To a question, she said it was a high priority across a number of years for the United States to work with India “and when I was in Pakistan I don’t know the statistics now but there was something like 70 million Indians still without electricity so they’re you know very significant pockets of poverty still in India.”

Earlier, Pakistan’s ambassador to the US Asad Majeed Khan said in an interview to the editorial board of The New York Times that Pakistan could redeploy troops from the Afghanistan border to the Kashmir frontier, a shift that could complicate American peace talks with the Taliban.

He said when Pakistani Prime Minister Imran Khan met last month with President Trump at the White House, the American leader said he would help mediate between Pakistan and India on Kashmir. “Trump’s offer was a sign of immense goodwill that the people of Kashmir enthusiastically applauded.
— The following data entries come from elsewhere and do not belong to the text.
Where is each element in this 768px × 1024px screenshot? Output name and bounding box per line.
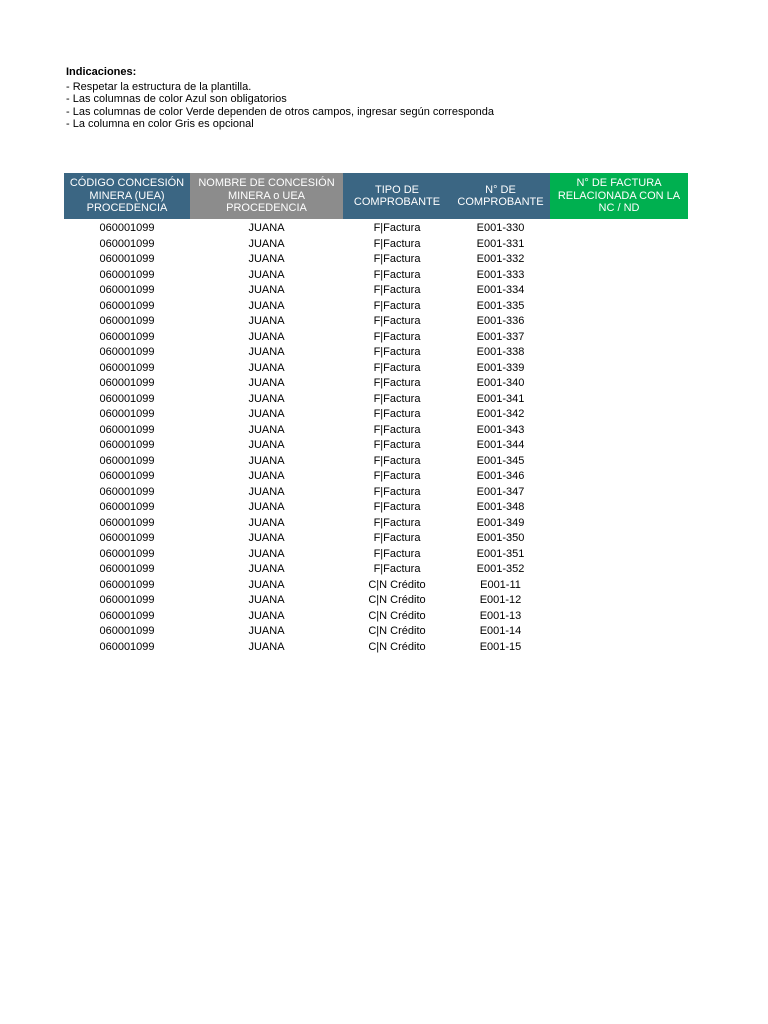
cell-numero[interactable]: E001-349 [476, 516, 525, 529]
cell-codigo[interactable]: 060001099 [99, 439, 155, 451]
cell-codigo[interactable]: 060001099 [99, 640, 155, 653]
cell-nombre[interactable]: JUANA [248, 330, 285, 343]
cell-numero[interactable]: E001-343 [476, 423, 525, 436]
cell-numero[interactable]: E001-350 [476, 532, 525, 544]
cell-codigo[interactable]: 060001099 [99, 268, 155, 281]
cell-codigo[interactable]: 060001099 [99, 330, 155, 343]
instructions-block [66, 66, 494, 131]
table-row [64, 578, 688, 594]
cell-factura-relacionada[interactable] [550, 237, 688, 253]
instruction-line: - Las columnas de color Verde dependen de otros campos, ingresar según corresponda [66, 105, 495, 118]
table-row [64, 392, 688, 408]
cell-factura-relacionada[interactable] [550, 609, 688, 625]
cell-tipo[interactable]: F|Factura [373, 485, 421, 498]
cell-codigo[interactable]: 060001099 [99, 299, 155, 312]
cell-factura-relacionada[interactable] [550, 423, 688, 439]
cell-nombre[interactable]: JUANA [248, 377, 285, 389]
cell-factura-relacionada[interactable] [550, 407, 688, 423]
cell-factura-relacionada[interactable] [550, 593, 688, 609]
cell-nombre[interactable]: JUANA [248, 361, 285, 374]
table-row [64, 361, 688, 377]
cell-numero[interactable]: E001-344 [476, 439, 525, 451]
cell-tipo[interactable]: F|Factura [373, 408, 421, 420]
header-nombre-concesion: NOMBRE DE CONCESIÓN MINERA o UEA PROCEDENCIA [190, 173, 343, 219]
cell-tipo[interactable]: F|Factura [373, 454, 421, 467]
cell-tipo[interactable]: F|Factura [373, 268, 421, 281]
cell-tipo[interactable]: F|Factura [373, 237, 421, 250]
cell-numero[interactable]: E001-347 [476, 485, 525, 498]
cell-factura-relacionada[interactable] [550, 562, 688, 578]
table-row [64, 268, 688, 284]
cell-numero[interactable]: E001-11 [480, 578, 521, 591]
cell-nombre[interactable]: JUANA [248, 237, 285, 250]
cell-nombre[interactable]: JUANA [248, 222, 285, 234]
cell-tipo[interactable]: F|Factura [373, 439, 421, 451]
cell-numero[interactable]: E001-335 [476, 299, 525, 312]
cell-nombre[interactable]: JUANA [248, 392, 285, 405]
cell-tipo[interactable]: F|Factura [373, 253, 421, 265]
cell-nombre[interactable]: JUANA [248, 594, 285, 606]
table-row [64, 500, 688, 516]
cell-nombre[interactable]: JUANA [248, 408, 285, 420]
cell-factura-relacionada[interactable] [550, 454, 688, 470]
cell-factura-relacionada[interactable] [550, 624, 688, 640]
cell-tipo[interactable]: C|N Crédito [368, 578, 426, 591]
cell-numero[interactable]: E001-351 [476, 547, 525, 560]
cell-factura-relacionada[interactable] [550, 330, 688, 346]
cell-tipo[interactable]: F|Factura [373, 516, 421, 529]
cell-numero[interactable]: E001-341 [476, 392, 525, 405]
table-row [64, 562, 688, 578]
instruction-line: - La columna en color Gris es opcional [66, 118, 254, 130]
cell-codigo[interactable]: 060001099 [99, 609, 155, 622]
table-row [64, 454, 688, 470]
cell-tipo[interactable]: F|Factura [373, 346, 421, 358]
cell-numero[interactable]: E001-330 [476, 222, 525, 234]
cell-tipo[interactable]: F|Factura [373, 315, 421, 327]
cell-tipo[interactable]: C|N Crédito [368, 609, 426, 622]
cell-nombre[interactable]: JUANA [248, 625, 285, 637]
cell-factura-relacionada[interactable] [550, 500, 688, 516]
table-row [64, 609, 688, 625]
cell-nombre[interactable]: JUANA [248, 268, 285, 281]
cell-factura-relacionada[interactable] [550, 345, 688, 361]
cell-nombre[interactable]: JUANA [248, 501, 285, 513]
table-row [64, 314, 688, 330]
cell-tipo[interactable]: F|Factura [373, 423, 421, 436]
table-row [64, 376, 688, 392]
cell-factura-relacionada[interactable] [550, 469, 688, 485]
instruction-line: - Las columnas de color Azul son obligatorios [66, 93, 287, 105]
cell-nombre[interactable]: JUANA [248, 346, 285, 358]
cell-codigo[interactable]: 060001099 [99, 470, 155, 482]
table-row [64, 299, 688, 315]
cell-numero[interactable]: E001-352 [476, 563, 525, 575]
cell-codigo[interactable]: 060001099 [99, 361, 155, 374]
table-row [64, 407, 688, 423]
cell-nombre[interactable]: JUANA [248, 609, 285, 622]
cell-codigo[interactable]: 060001099 [99, 408, 155, 420]
cell-tipo[interactable]: F|Factura [373, 361, 421, 374]
cell-factura-relacionada[interactable] [550, 392, 688, 408]
cell-numero[interactable]: E001-348 [476, 501, 525, 513]
cell-nombre[interactable]: JUANA [248, 470, 285, 482]
cell-codigo[interactable]: 060001099 [99, 284, 155, 296]
cell-codigo[interactable]: 060001099 [99, 377, 155, 389]
cell-nombre[interactable]: JUANA [248, 578, 285, 591]
cell-tipo[interactable]: F|Factura [373, 532, 421, 544]
cell-codigo[interactable]: 060001099 [99, 516, 155, 529]
cell-codigo[interactable]: 060001099 [99, 423, 155, 436]
table-row [64, 516, 688, 532]
cell-numero[interactable]: E001-336 [476, 315, 525, 327]
table-row [64, 469, 688, 485]
cell-nombre[interactable]: JUANA [248, 253, 285, 265]
instruction-line: - Respetar la estructura de la plantilla. [66, 80, 252, 93]
header-row [64, 173, 688, 219]
table-row [64, 219, 688, 237]
cell-tipo[interactable]: C|N Crédito [368, 625, 426, 637]
cell-tipo[interactable]: F|Factura [373, 547, 421, 560]
cell-nombre[interactable]: JUANA [248, 563, 285, 575]
cell-numero[interactable]: E001-332 [476, 253, 525, 265]
cell-codigo[interactable]: 060001099 [99, 563, 155, 575]
table-row [64, 330, 688, 346]
table-row [64, 252, 688, 268]
table-row [64, 640, 688, 656]
cell-nombre[interactable]: JUANA [248, 284, 285, 296]
cell-codigo[interactable]: 060001099 [99, 253, 155, 265]
cell-numero[interactable]: E001-338 [476, 346, 525, 358]
cell-tipo[interactable]: C|N Crédito [368, 594, 426, 606]
instructions-title: Indicaciones: [66, 66, 137, 78]
table-row [64, 237, 688, 253]
cell-nombre[interactable]: JUANA [248, 516, 285, 529]
cell-codigo[interactable]: 060001099 [99, 485, 155, 498]
table-row [64, 593, 688, 609]
cell-numero[interactable]: E001-13 [479, 609, 522, 622]
cell-codigo[interactable]: 060001099 [99, 346, 155, 358]
cell-numero[interactable]: E001-346 [476, 470, 525, 482]
cell-nombre[interactable]: JUANA [248, 299, 285, 312]
cell-nombre[interactable]: JUANA [248, 315, 285, 327]
cell-codigo[interactable]: 060001099 [99, 222, 155, 234]
header-codigo-concesion: CÓDIGO CONCESIÓN MINERA (UEA) PROCEDENCIA [64, 173, 190, 219]
cell-factura-relacionada[interactable] [550, 219, 688, 237]
header-tipo-comprobante: TIPO DE COMPROBANTE [343, 173, 451, 219]
table-body [64, 219, 688, 655]
cell-factura-relacionada[interactable] [550, 299, 688, 315]
cell-tipo[interactable]: F|Factura [373, 299, 421, 312]
cell-factura-relacionada[interactable] [550, 314, 688, 330]
cell-codigo[interactable]: 060001099 [99, 532, 155, 544]
cell-factura-relacionada[interactable] [550, 268, 688, 284]
cell-codigo[interactable]: 060001099 [99, 578, 155, 591]
cell-codigo[interactable]: 060001099 [99, 594, 155, 606]
cell-numero[interactable]: E001-342 [476, 408, 525, 420]
cell-factura-relacionada[interactable] [550, 485, 688, 501]
cell-numero[interactable]: E001-12 [479, 594, 522, 606]
cell-numero[interactable]: E001-337 [476, 330, 525, 343]
cell-factura-relacionada[interactable] [550, 516, 688, 532]
cell-nombre[interactable]: JUANA [248, 485, 285, 498]
table-row [64, 423, 688, 439]
table-row [64, 624, 688, 640]
cell-tipo[interactable]: F|Factura [373, 377, 421, 389]
cell-tipo[interactable]: F|Factura [373, 501, 421, 513]
table-row [64, 283, 688, 299]
cell-codigo[interactable]: 060001099 [99, 501, 155, 513]
cell-factura-relacionada[interactable] [550, 578, 688, 594]
cell-numero[interactable]: E001-15 [479, 640, 522, 653]
cell-nombre[interactable]: JUANA [248, 532, 285, 544]
cell-tipo[interactable]: F|Factura [373, 563, 421, 575]
cell-codigo[interactable]: 060001099 [99, 237, 155, 250]
cell-factura-relacionada[interactable] [550, 376, 688, 392]
cell-tipo[interactable]: F|Factura [373, 330, 421, 343]
cell-numero[interactable]: E001-339 [476, 361, 525, 374]
cell-codigo[interactable]: 060001099 [99, 315, 155, 327]
cell-factura-relacionada[interactable] [550, 438, 688, 454]
cell-tipo[interactable]: C|N Crédito [368, 640, 426, 653]
table-row [64, 345, 688, 361]
header-numero-comprobante: N° DE COMPROBANTE [451, 173, 550, 219]
cell-nombre[interactable]: JUANA [248, 640, 285, 653]
cell-numero[interactable]: E001-331 [476, 237, 525, 250]
cell-tipo[interactable]: F|Factura [373, 222, 421, 234]
table-row [64, 485, 688, 501]
cell-tipo[interactable]: F|Factura [373, 284, 421, 296]
header-factura-relacionada: N° DE FACTURA RELACIONADA CON LA NC / ND [550, 173, 688, 219]
table-row [64, 438, 688, 454]
cell-codigo[interactable]: 060001099 [99, 454, 155, 467]
cell-codigo[interactable]: 060001099 [99, 392, 155, 405]
cell-tipo[interactable]: F|Factura [373, 392, 421, 405]
cell-factura-relacionada[interactable] [550, 547, 688, 563]
cell-numero[interactable]: E001-333 [476, 268, 525, 281]
cell-numero[interactable]: E001-334 [476, 284, 525, 296]
cell-factura-relacionada[interactable] [550, 640, 688, 656]
table-row [64, 547, 688, 563]
table-row [64, 531, 688, 547]
cell-nombre[interactable]: JUANA [248, 423, 285, 436]
cell-factura-relacionada[interactable] [550, 283, 688, 299]
cell-factura-relacionada[interactable] [550, 531, 688, 547]
cell-nombre[interactable]: JUANA [248, 439, 285, 451]
cell-factura-relacionada[interactable] [550, 361, 688, 377]
cell-factura-relacionada[interactable] [550, 252, 688, 268]
cell-numero[interactable]: E001-345 [476, 454, 525, 467]
cell-tipo[interactable]: F|Factura [373, 470, 421, 482]
cell-codigo[interactable]: 060001099 [99, 547, 155, 560]
cell-numero[interactable]: E001-340 [476, 377, 525, 389]
cell-codigo[interactable]: 060001099 [99, 625, 155, 637]
comprobantes-table [64, 173, 688, 655]
cell-nombre[interactable]: JUANA [248, 547, 285, 560]
cell-numero[interactable]: E001-14 [479, 625, 522, 637]
cell-nombre[interactable]: JUANA [248, 454, 285, 467]
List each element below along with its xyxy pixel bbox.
The Indian government’s alarming announcement last week that it would revoke Article 370 of the Indian constitution is a slap in the face of this renewed American commitment to solve one of the world’s most dangerous and intractable conflicts. It makes plain to the world the depth of India’s arrogant indifference to the region’s peace and stability,” he said. The envoy added: “This is why it is more urgent than ever for the United States to do what it can to prevent India from precipitating another crisis.  A long and painstaking US-led reconciliation effort, which has been supported by Pakistan, has brought peace within our grasp in Afghanistan.”